Харон велел мне снять брезент с ящика со взрывчаткой. Наверное, я ожидал увидеть какую-нибудь карикатурную груду динамитных шашек, но ящик был заполнен в основном соломенным упаковочным материалом, поверх которого лежала небольшая связка желтых слитков, связанных вместе клейкой лентой. Я видел достаточно дерьмовых боевиков, чтобы знать, что это пластиковая взрывчатка. Рядом со связкой лежал маленький пульт с предохранителем и рукояткой спускового крючка — детонатора. Все это весило фунтов пять, что было не так уж много, но единственный из нас, кто еще носил что-то с карманами, достаточно большими, чтобы нести это, был Горацио, который еще не сбросил свое пальто времен Первой мировой войны, хотя оно было пропитано кровью и без рукава. Я почувствовал лишь малейшее колебание, когда передал ему горсть смертоносных взрывчатых веществ.
Он заметил.
— Ты мне доверяешь? — спросил он, держа обеими руками пять желтых слитков.
— Да, — сказал я и убрал руку. Я это сделал.
Горацио сунул взрывчатку во внутренний карман пальто. Он помолчал немного, потом отдал мне детонатор.
— Держи.
Я взвесил его на ладони и сунул в карман брюк.
Харон объяснил, что без детонатора взрывчатка не опаснее коробка спичек.
— С ним тебе лучше быть по крайней мере в ста футах отсюда, прежде чем ты нажмешь на курок. На самом деле, было бы лучше, если бы вы вернулись на эту лодку, а мы мчались бы в противоположном направлении.
С этими словами нам пришло время уходить. Харон подвел лодку как можно ближе к аварийному трапу, и нам ничего не оставалось, как только подняться. Эмма пошла первой, ухватившись за нижнюю ступеньку и с легкостью подтянувшись. Нур последовала за ней. Я чуть было не попросил ее остаться на лодке, но знал, что она скажет, и решил поберечь пререкания на потом. Горацио подтянулся на одной руке, а потом настала моя очередь. Я собрал остатки мужества, встал и чуть не выпал из качающейся лодки. Харон поймала меня за руку, цокнул, потом подтолкнул за талию, чтобы я мог ухватиться за перекладину и подтянуться, мешая ногами воздух. Когда я зацепился ногами и поднялся на несколько ступенек, я посмотрел вниз на Харона, покачивающегося в бурном потоке.
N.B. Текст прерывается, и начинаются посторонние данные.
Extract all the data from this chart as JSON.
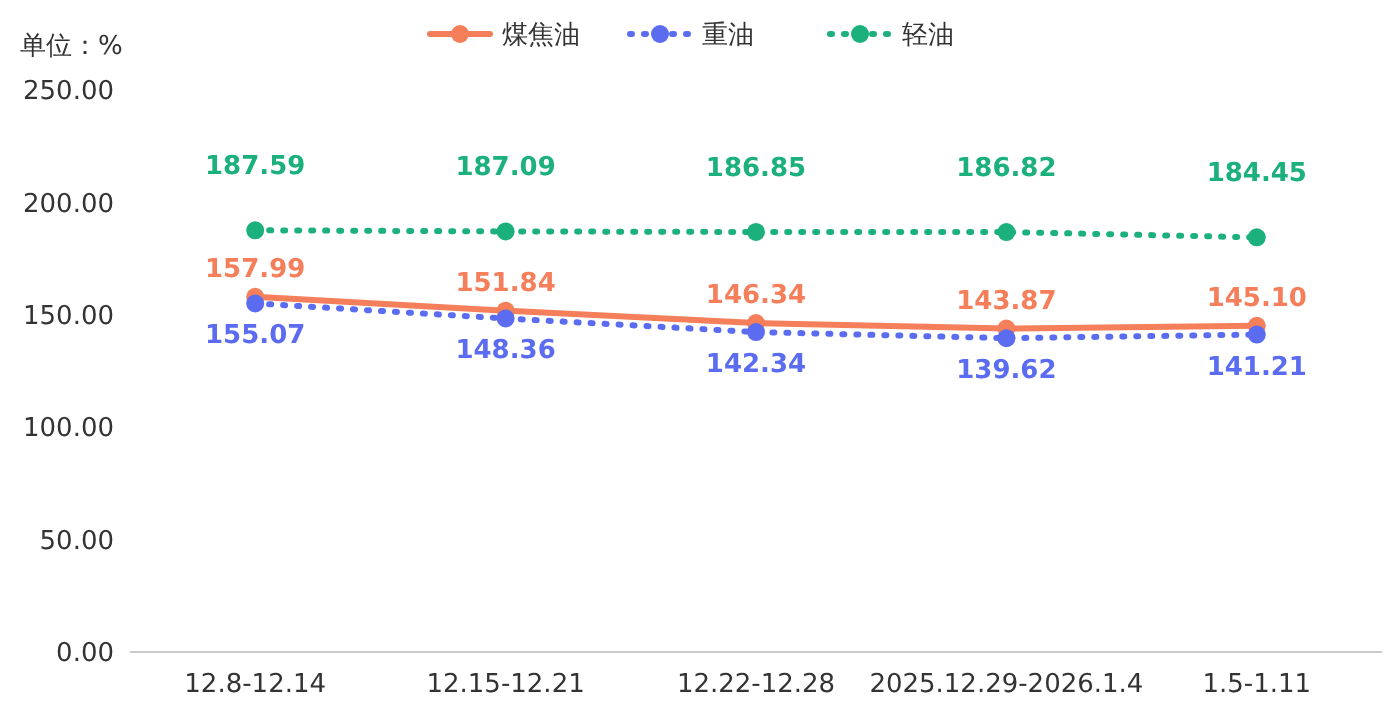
{
  "chart_data": {
    "type": "line",
    "ylabel": "单位：%",
    "categories": [
      "12.8-12.14",
      "12.15-12.21",
      "12.22-12.28",
      "2025.12.29-2026.1.4",
      "1.5-1.11"
    ],
    "ylim": [
      0,
      250
    ],
    "yticks": [
      {
        "value": 0,
        "label": "0.00"
      },
      {
        "value": 50,
        "label": "50.00"
      },
      {
        "value": 100,
        "label": "100.00"
      },
      {
        "value": 150,
        "label": "150.00"
      },
      {
        "value": 200,
        "label": "200.00"
      },
      {
        "value": 250,
        "label": "250.00"
      }
    ],
    "grid": false,
    "legend": "top",
    "marker": "circle",
    "series": [
      {
        "name": "煤焦油",
        "color": "#f47f5a",
        "line_style": "solid",
        "values": [
          157.99,
          151.84,
          146.34,
          143.87,
          145.1
        ],
        "value_labels": [
          "157.99",
          "151.84",
          "146.34",
          "143.87",
          "145.10"
        ]
      },
      {
        "name": "重油",
        "color": "#5b6cf0",
        "line_style": "dotted",
        "values": [
          155.07,
          148.36,
          142.34,
          139.62,
          141.21
        ],
        "value_labels": [
          "155.07",
          "148.36",
          "142.34",
          "139.62",
          "141.21"
        ]
      },
      {
        "name": "轻油",
        "color": "#1bb07c",
        "line_style": "dotted",
        "values": [
          187.59,
          187.09,
          186.85,
          186.82,
          184.45
        ],
        "value_labels": [
          "187.59",
          "187.09",
          "186.85",
          "186.82",
          "184.45"
        ]
      }
    ]
  }
}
— Я буду ждать прямо здесь, — крикнул он, сверкнув широкой улыбкой из-под капюшона. Он помахал книжкой в мягкой обложке. — Не торопитесь. Я принес роман!
Я перекинул ноги через перила и спрыгнул на палубу круизного лайнера, мои колени все еще тянуло от подъема. Первое, что я заметил, это праздничный плакат на стене, приглашающий пассажиров в луау. Он был довольно эффектно забрызган кровью. На палубе рядом валялась одинокая красная туфля на высоком каблуке.
Неважно. Мы поднялись на борт незамеченными, не упав со скользких ступенек, не подняв тревоги. У меня все еще оставались сомнения, действительно ли это корабль, наполненный пустотами; наш план зависел от галлюцинаторных предсмертных видений твари, которая совсем недавно сама была пустотой, и я наполовину ожидал, что не найду ничего, кроме туристов в возрасте бумера, рубящих одну маргариту. Но на борту, похоже, никого не было. Никого на узком променаде, куда нас привела лестница, никого в тройном джакузи, мимо которого мы пробирались по палубе к другой лестнице. Она поднималась на мостик, с которого открывался вид на всю главную палубу, где яркая водная горка штопором впадала в гигантский бассейн.
Там. Кто — то был в бассейне, плавал на мелководье. В черном коктейльном платье. Лицом вниз.
И еще кто-то, развалившийся в шезлонге, с вывернутыми конечностями, словно упал с высоты. И еще один, навалившийся на тики-бар под открытым небом, с широким пятном крови вокруг. А потом я почувствовал это, ползучий дискомфорт, который пронзил меня, как только я узнал его, он множился, пока не стал похож на миллион игл в моем животе. Остальные увидели, как я поморщился, и поняли, что это значит.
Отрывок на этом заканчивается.